使用ClickHouse分析Stack Overflow数据
该数据集包含在 Stack Overflow 上发生的所有 Posts
、Users
、Votes
、Comments
、Badges
、PostHistory
和 PostLinks
。
用户可以下载经过预处理的 Parquet 版本数据,这些数据包含截至 2024 年 4 月的每一篇帖子,或者下载最新的 XML 格式数据并加载。在历史上,Stack Overflow 定期提供这些数据更新——通常每 3 个月一次。
以下图表显示了假设 Parquet 格式的可用表的架构。
有关此数据架构的描述可以在 这里 找到。
预准备数据
我们提供这一数据的 Parquet 格式副本,最新版本截至 2024 年 4 月。尽管就行数(6000万条帖子)而言对于 ClickHouse 来说数据量较小,但该数据集包含大量文本和大的字符串列。

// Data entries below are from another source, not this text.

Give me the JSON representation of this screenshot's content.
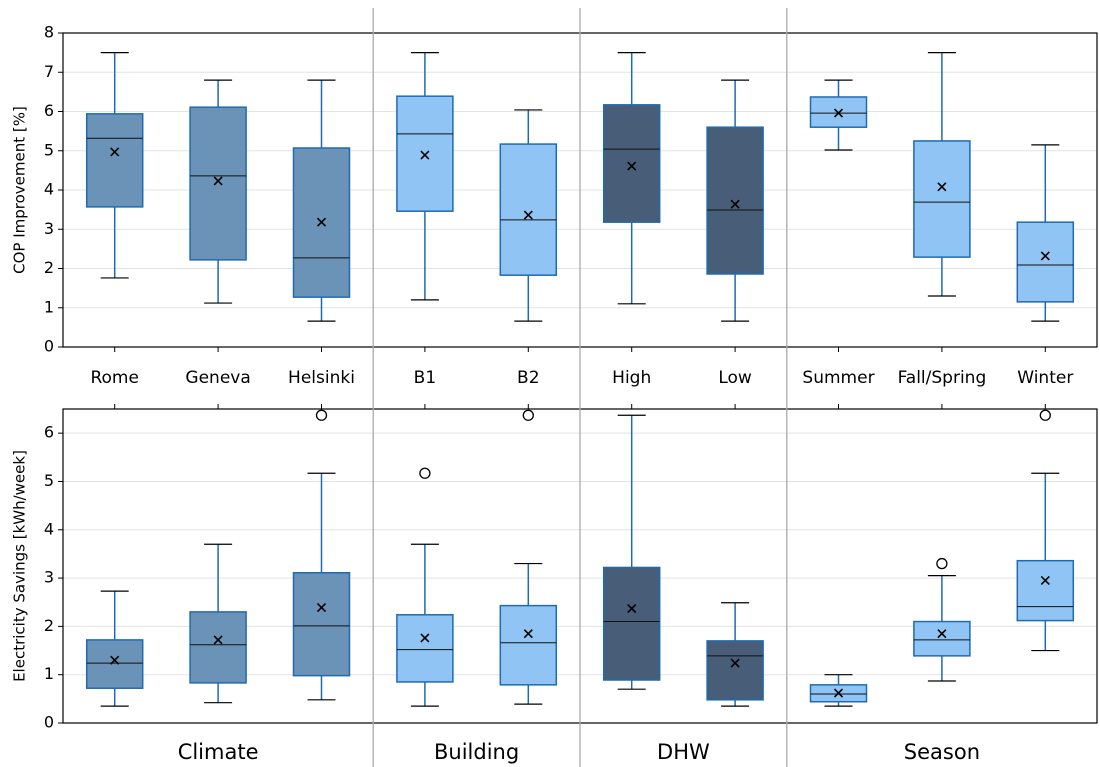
{
  "chart_data": [
    {
      "type": "box",
      "y_label": "COP Improvement [%]",
      "ylim": [
        0,
        8
      ],
      "yticks": [
        0,
        1,
        2,
        3,
        4,
        5,
        6,
        7,
        8
      ],
      "grid": true,
      "series": [
        {
          "color": "#6b93b8",
          "categories": [
            "Rome",
            "Geneva",
            "Helsinki"
          ],
          "boxes": [
            {
              "min": 1.76,
              "q1": 3.57,
              "median": 5.32,
              "q3": 5.94,
              "max": 7.5,
              "mean": 4.97,
              "outliers": []
            },
            {
              "min": 1.12,
              "q1": 2.22,
              "median": 4.36,
              "q3": 6.11,
              "max": 6.8,
              "mean": 4.23,
              "outliers": []
            },
            {
              "min": 0.66,
              "q1": 1.27,
              "median": 2.27,
              "q3": 5.07,
              "max": 6.8,
              "mean": 3.18,
              "outliers": []
            }
          ]
        },
        {
          "color": "#90c4f5",
          "categories": [
            "B1",
            "B2"
          ],
          "boxes": [
            {
              "min": 1.2,
              "q1": 3.46,
              "median": 5.43,
              "q3": 6.39,
              "max": 7.5,
              "mean": 4.89,
              "outliers": []
            },
            {
              "min": 0.66,
              "q1": 1.83,
              "median": 3.24,
              "q3": 5.17,
              "max": 6.04,
              "mean": 3.36,
              "outliers": []
            }
          ]
        },
        {
          "color": "#475d78",
          "categories": [
            "High",
            "Low"
          ],
          "boxes": [
            {
              "min": 1.1,
              "q1": 3.18,
              "median": 5.04,
              "q3": 6.17,
              "max": 7.5,
              "mean": 4.61,
              "outliers": []
            },
            {
              "min": 0.66,
              "q1": 1.86,
              "median": 3.49,
              "q3": 5.6,
              "max": 6.8,
              "mean": 3.64,
              "outliers": []
            }
          ]
        },
        {
          "color": "#90c4f5",
          "categories": [
            "Summer",
            "Fall/Spring",
            "Winter"
          ],
          "boxes": [
            {
              "min": 5.02,
              "q1": 5.6,
              "median": 5.96,
              "q3": 6.37,
              "max": 6.8,
              "mean": 5.96,
              "outliers": []
            },
            {
              "min": 1.3,
              "q1": 2.29,
              "median": 3.69,
              "q3": 5.25,
              "max": 7.5,
              "mean": 4.08,
              "outliers": []
            },
            {
              "min": 0.66,
              "q1": 1.15,
              "median": 2.09,
              "q3": 3.18,
              "max": 5.15,
              "mean": 2.32,
              "outliers": []
            }
          ]
        }
      ]
    },
    {
      "type": "box",
      "y_label": "Electricity Savings [kWh/week]",
      "ylim": [
        0,
        6.5
      ],
      "yticks": [
        0,
        1,
        2,
        3,
        4,
        5,
        6
      ],
      "grid": true,
      "series": [
        {
          "name": "Climate",
          "color": "#6b93b8",
          "boxes": [
            {
              "min": 0.35,
              "q1": 0.72,
              "median": 1.24,
              "q3": 1.72,
              "max": 2.73,
              "mean": 1.3,
              "outliers": []
            },
            {
              "min": 0.42,
              "q1": 0.83,
              "median": 1.62,
              "q3": 2.3,
              "max": 3.7,
              "mean": 1.72,
              "outliers": []
            },
            {
              "min": 0.48,
              "q1": 0.98,
              "median": 2.01,
              "q3": 3.11,
              "max": 5.17,
              "mean": 2.39,
              "outliers": [
                6.37
              ]
            }
          ]
        },
        {
          "name": "Building",
          "color": "#90c4f5",
          "boxes": [
            {
              "min": 0.35,
              "q1": 0.85,
              "median": 1.52,
              "q3": 2.24,
              "max": 3.7,
              "mean": 1.76,
              "outliers": [
                5.17
              ]
            },
            {
              "min": 0.39,
              "q1": 0.79,
              "median": 1.66,
              "q3": 2.43,
              "max": 3.3,
              "mean": 1.85,
              "outliers": [
                6.37
              ]
            }
          ]
        },
        {
          "name": "DHW",
          "color": "#475d78",
          "boxes": [
            {
              "min": 0.7,
              "q1": 0.89,
              "median": 2.1,
              "q3": 3.22,
              "max": 6.37,
              "mean": 2.37,
              "outliers": []
            },
            {
              "min": 0.35,
              "q1": 0.48,
              "median": 1.39,
              "q3": 1.7,
              "max": 2.49,
              "mean": 1.24,
              "outliers": []
            }
          ]
        },
        {
          "name": "Season",
          "color": "#90c4f5",
          "boxes": [
            {
              "min": 0.35,
              "q1": 0.44,
              "median": 0.6,
              "q3": 0.79,
              "max": 1.0,
              "mean": 0.62,
              "outliers": []
            },
            {
              "min": 0.87,
              "q1": 1.39,
              "median": 1.72,
              "q3": 2.1,
              "max": 3.05,
              "mean": 1.85,
              "outliers": [
                3.3
              ]
            },
            {
              "min": 1.5,
              "q1": 2.12,
              "median": 2.41,
              "q3": 3.36,
              "max": 5.17,
              "mean": 2.95,
              "outliers": [
                6.37
              ]
            }
          ]
        }
      ]
    }
  ]
}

CREATE DATABASE stackoverflow
以下时间为位于 eu-west-2
的 96 GiB、24 vCPU ClickHouse Cloud 集群的时间。数据集位于 eu-west-3
。
Posts
CREATE TABLE stackoverflow.posts
(
`Id` Int32 CODEC(Delta(4), ZSTD(1)),
`PostTypeId` Enum8('Question' = 1, 'Answer' = 2, 'Wiki' = 3, 'TagWikiExcerpt' = 4, 'TagWiki' = 5, 'ModeratorNomination' = 6, 'WikiPlaceholder' = 7, 'PrivilegeWiki' = 8),
`AcceptedAnswerId` UInt32,
`CreationDate` DateTime64(3, 'UTC'),
`Score` Int32,
`ViewCount` UInt32 CODEC(Delta(4), ZSTD(1)),
`Body` String,
`OwnerUserId` Int32,
`OwnerDisplayName` String,
`LastEditorUserId` Int32,
`LastEditorDisplayName` String,
`LastEditDate` DateTime64(3, 'UTC') CODEC(Delta(8), ZSTD(1)),
`LastActivityDate` DateTime64(3, 'UTC'),
`Title` String,
`Tags` String,
`AnswerCount` UInt16 CODEC(Delta(2), ZSTD(1)),
`CommentCount` UInt8,
`FavoriteCount` UInt8,
`ContentLicense` LowCardinality(String),
`ParentId` String,
`CommunityOwnedDate` DateTime64(3, 'UTC'),
`ClosedDate` DateTime64(3, 'UTC')
)
ENGINE = MergeTree
PARTITION BY toYear(CreationDate)
ORDER BY (PostTypeId, toDate(CreationDate), CreationDate)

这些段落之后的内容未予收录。